Allerdings, so die Bundesregierung weiter, hat „Afghanistan im Vergleich zu seinen Nachbarstaaten noch deutlich aufzuholen“. Der Fortschrittsbericht Afghanistan für 2013, der ebenfalls am 5. Februar im Bundeskabinett verabschiedet wurde, benennt hierzu ausführlich die Defizite.

Amtsmissbrauch, Vorteilsnahme und Korruption

So ist und bleibt nach Aussage des aktuellen Fortschrittsberichts die Sicherheitslage in Afghanistan angespannt. In dem Regierungsdokument heißt es: „Die regierungsfeindlichen Kräfte (RFK) sind weiterhin in der Lage, in allen Landesteilen Anschläge zu verüben. Die weit überwiegende Zahl der zivilen Opfer des Konflikts in Afghanistan geht auf ihr Konto … Die ANSF (Afghan National Security Forces/Afghanische Landstreitkräfte) haben … im Kampf gegen die RFK weiterhin hohe Verluste zu beklagen. So fielen in den ersten elf Monaten des Jahres 2013 bereits rund 4600 afghanische Polizisten und Soldaten der Gewalt der RFK zum Opfer.“

Deutliche Worte wählen die Autoren des Fortschrittsberichts auch beim Thema „Rechtsstaatlichkeit und Korruption“. Ihr Urteil ist ein „Ungenügend“: „Die Internationale Staatengemeinschaft hat ihre Hilfszusagen unter anderem auch an Fortschritte bei der Korruptionsbekämpfung und bei der Regierungsführung geknüpft. Gute Regierungsführung und Rechtsstaatlichkeit sind jedoch Ziele, deren flächendeckende Umsetzung noch aussteht. Das liegt sowohl an der Schwäche der afghanischen Institutionen als auch an mangelndem politischem Willen.

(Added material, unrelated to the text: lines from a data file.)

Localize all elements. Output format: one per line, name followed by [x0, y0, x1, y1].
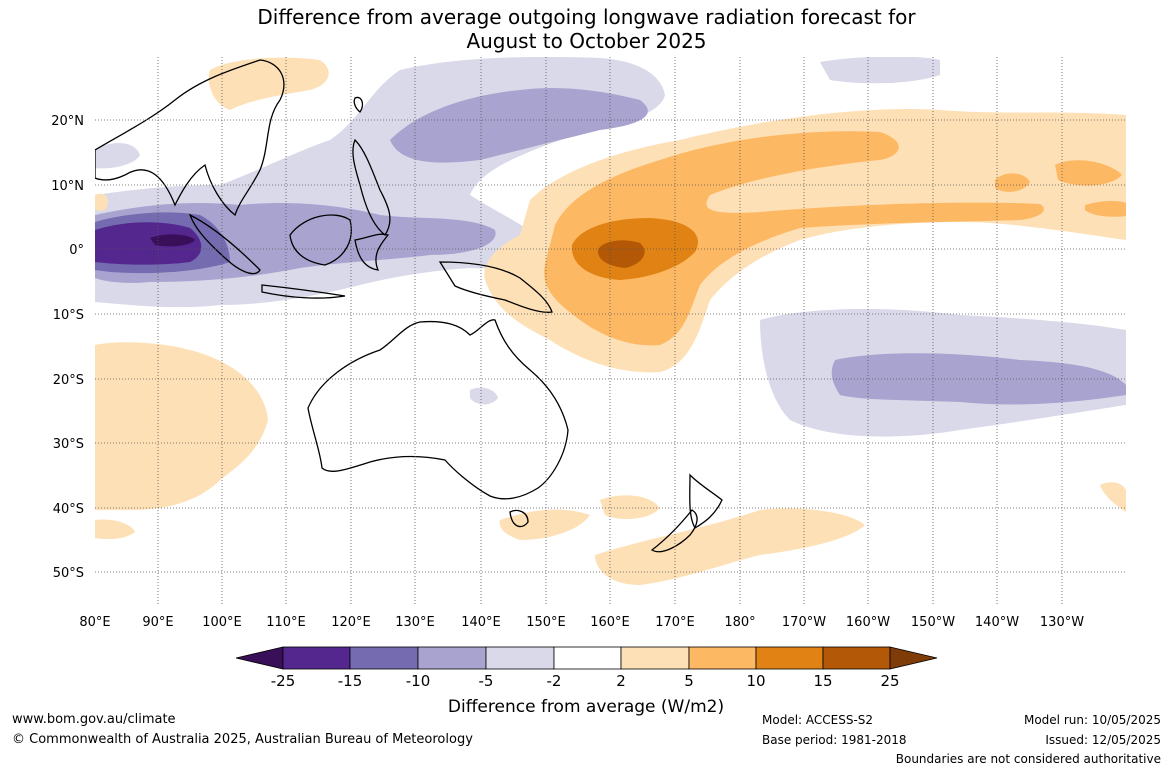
lon-label: 150°W — [911, 615, 955, 630]
anomaly-region-light-orange — [95, 519, 135, 540]
anomaly-region-light-orange — [600, 495, 660, 520]
colorbar-tick: 15 — [813, 672, 832, 690]
colorbar-swatch — [822, 646, 891, 670]
sumatra-outline — [188, 213, 261, 275]
lon-label: 160°E — [590, 615, 630, 630]
lat-label: 30°S — [53, 437, 84, 452]
anomaly-region-orange — [995, 173, 1030, 192]
new-guinea-outline — [438, 261, 553, 313]
anomaly-region-medium-purple — [831, 353, 1126, 405]
colorbar-tick: -2 — [547, 672, 562, 690]
map-title-line2: August to October 2025 — [466, 29, 707, 53]
colorbar — [235, 646, 938, 670]
new-zealand-north-outline — [689, 473, 723, 529]
lat-label: 50°S — [53, 566, 84, 581]
longitude-labels: 80°E 90°E 100°E 110°E 120°E 130°E 140°E … — [79, 615, 1084, 630]
lon-label: 130°E — [395, 615, 435, 630]
colorbar-swatch — [553, 646, 622, 670]
model-run-date: Model run: 10/05/2025 — [1023, 713, 1161, 727]
anomaly-region-light-purple — [470, 387, 498, 405]
philippines-outline — [352, 138, 391, 236]
colorbar-swatch — [755, 646, 824, 670]
anomaly-region-light-orange — [1100, 482, 1126, 512]
anomaly-region-light-purple — [95, 143, 140, 169]
boundaries-disclaimer: Boundaries are not considered authoritat… — [895, 752, 1161, 766]
anomaly-region-orange — [1085, 200, 1126, 217]
colorbar-swatch — [282, 646, 351, 670]
colorbar-tick: 25 — [880, 672, 899, 690]
map-title-line1: Difference from average outgoing longwav… — [257, 5, 916, 29]
bom-url[interactable]: www.bom.gov.au/climate — [12, 712, 176, 727]
lat-label: 0° — [69, 243, 84, 258]
lat-label: 20°N — [51, 114, 84, 129]
colorbar-tick: -10 — [406, 672, 431, 690]
lon-label: 80°E — [79, 615, 110, 630]
base-period: Base period: 1981-2018 — [762, 733, 907, 747]
map-graticule — [95, 57, 1126, 605]
colorbar-tick: 5 — [684, 672, 694, 690]
lon-label: 100°E — [202, 615, 242, 630]
lat-label: 10°S — [53, 308, 84, 323]
model-name: Model: ACCESS-S2 — [762, 713, 874, 727]
lon-label: 140°E — [461, 615, 501, 630]
anomaly-region-darkest-purple — [150, 234, 195, 247]
colorbar-swatch — [417, 646, 487, 670]
lat-label: 10°N — [51, 179, 84, 194]
new-zealand-south-outline — [650, 509, 698, 553]
anomaly-region-light-orange — [95, 193, 108, 211]
lon-label: 150°E — [526, 615, 566, 630]
lon-label: 130°W — [1040, 615, 1084, 630]
anomaly-region-light-orange — [499, 509, 590, 540]
lon-label: 140°W — [975, 615, 1019, 630]
sulawesi-outline — [354, 233, 390, 271]
java-outline — [261, 284, 346, 299]
map-plot-area — [95, 57, 1126, 605]
lat-label: 20°S — [53, 373, 84, 388]
lon-label: 90°E — [142, 615, 173, 630]
anomaly-region-light-purple — [820, 57, 940, 84]
borneo-outline — [289, 214, 352, 266]
anomaly-region-orange — [1055, 160, 1122, 186]
colorbar-tick: 2 — [616, 672, 626, 690]
lon-label: 170°W — [782, 615, 826, 630]
anomaly-region-light-orange — [95, 342, 268, 510]
colorbar-high-extend — [889, 646, 938, 670]
taiwan-outline — [353, 96, 364, 113]
coastlines — [95, 59, 723, 553]
colorbar-swatch — [688, 646, 757, 670]
colorbar-swatch — [349, 646, 419, 670]
lon-label: 120°E — [331, 615, 371, 630]
anomaly-region-medium-purple — [390, 88, 648, 163]
australia-outline — [307, 319, 569, 500]
lat-label: 40°S — [53, 502, 84, 517]
asia-mainland-outline — [95, 59, 285, 217]
colorbar-low-extend — [235, 646, 284, 670]
tasmania-outline — [509, 509, 529, 528]
colorbar-tick: -5 — [479, 672, 494, 690]
positive-anomaly-shading — [95, 57, 1126, 585]
anomaly-region-darkest-orange — [597, 240, 645, 268]
anomaly-region-light-orange — [208, 57, 329, 110]
anomaly-region-dark-purple — [95, 222, 202, 265]
lon-label: 180° — [724, 615, 755, 630]
colorbar-label: Difference from average (W/m2) — [448, 697, 724, 717]
lon-label: 170°E — [655, 615, 695, 630]
lon-label: 110°E — [266, 615, 306, 630]
colorbar-tick: -25 — [271, 672, 296, 690]
anomaly-region-light-orange — [595, 508, 865, 585]
anomaly-region-orange — [544, 131, 1044, 346]
colorbar-tick: 10 — [746, 672, 765, 690]
colorbar-tick: -15 — [338, 672, 363, 690]
issued-date: Issued: 12/05/2025 — [1045, 733, 1161, 747]
lon-label: 160°W — [846, 615, 890, 630]
colorbar-tick-labels: -25 -15 -10 -5 -2 2 5 10 15 25 — [271, 672, 900, 690]
colorbar-swatch — [620, 646, 690, 670]
colorbar-swatch — [485, 646, 555, 670]
copyright-notice: © Commonwealth of Australia 2025, Austra… — [12, 732, 473, 747]
latitude-labels: 20°N 10°N 0° 10°S 20°S 30°S 40°S 50°S — [51, 114, 84, 581]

Amtsmissbrauch und Vorteilsnahme hemmen den Aufbau und die Entwicklung Afghanistans. Korruption stellt dabei das größte Hindernis dar. Die afghanische Regierung hat sich wiederholt zur Korruptionsbekämpfung verpflichtet. In einer Rede vor dem afghanischen Parlament sagte Präsident Hamid Karsai am 21. Juni 2012 der Korruption den Kampf an und unterstrich seine Entschlussbereitschaft mit einem Präsidialdekret, das detaillierte Maßnahmen zur Bekämpfung von Korruption und Anordnungen an alle wichtigen Regierungsstellen enthält. Allerdings gibt es anderthalb Jahre nach dem Präsidialdekret kaum Fortschritte zu verzeichnen: Laut des Korruptionsindexes von Transparency International gehört Afghanistan mit Somalia und Nordkorea auch 2013 zu den korruptesten Ländern der Welt.“

Zur Unterrichtung des Deutschen Bundestages

Die Fortschrittsberichte der Bundesregierung zur Lage in Afghanistan dienen der Unterrichtung des Parlaments. Die in Afghanistan engagierten Ressorts – vor allem Auswärtiges Amt, Bundesministerium der Verteidigung, Bundesministerium des Innern und Bundesministerium für wirtschaftliche Zusammenarbeit und Entwicklung – erstellen die Berichte gemeinsam unter Leitung des Sonderbeauftragten der Regierung für Afghanistan und Pakistan, Botschafter Michael Koch.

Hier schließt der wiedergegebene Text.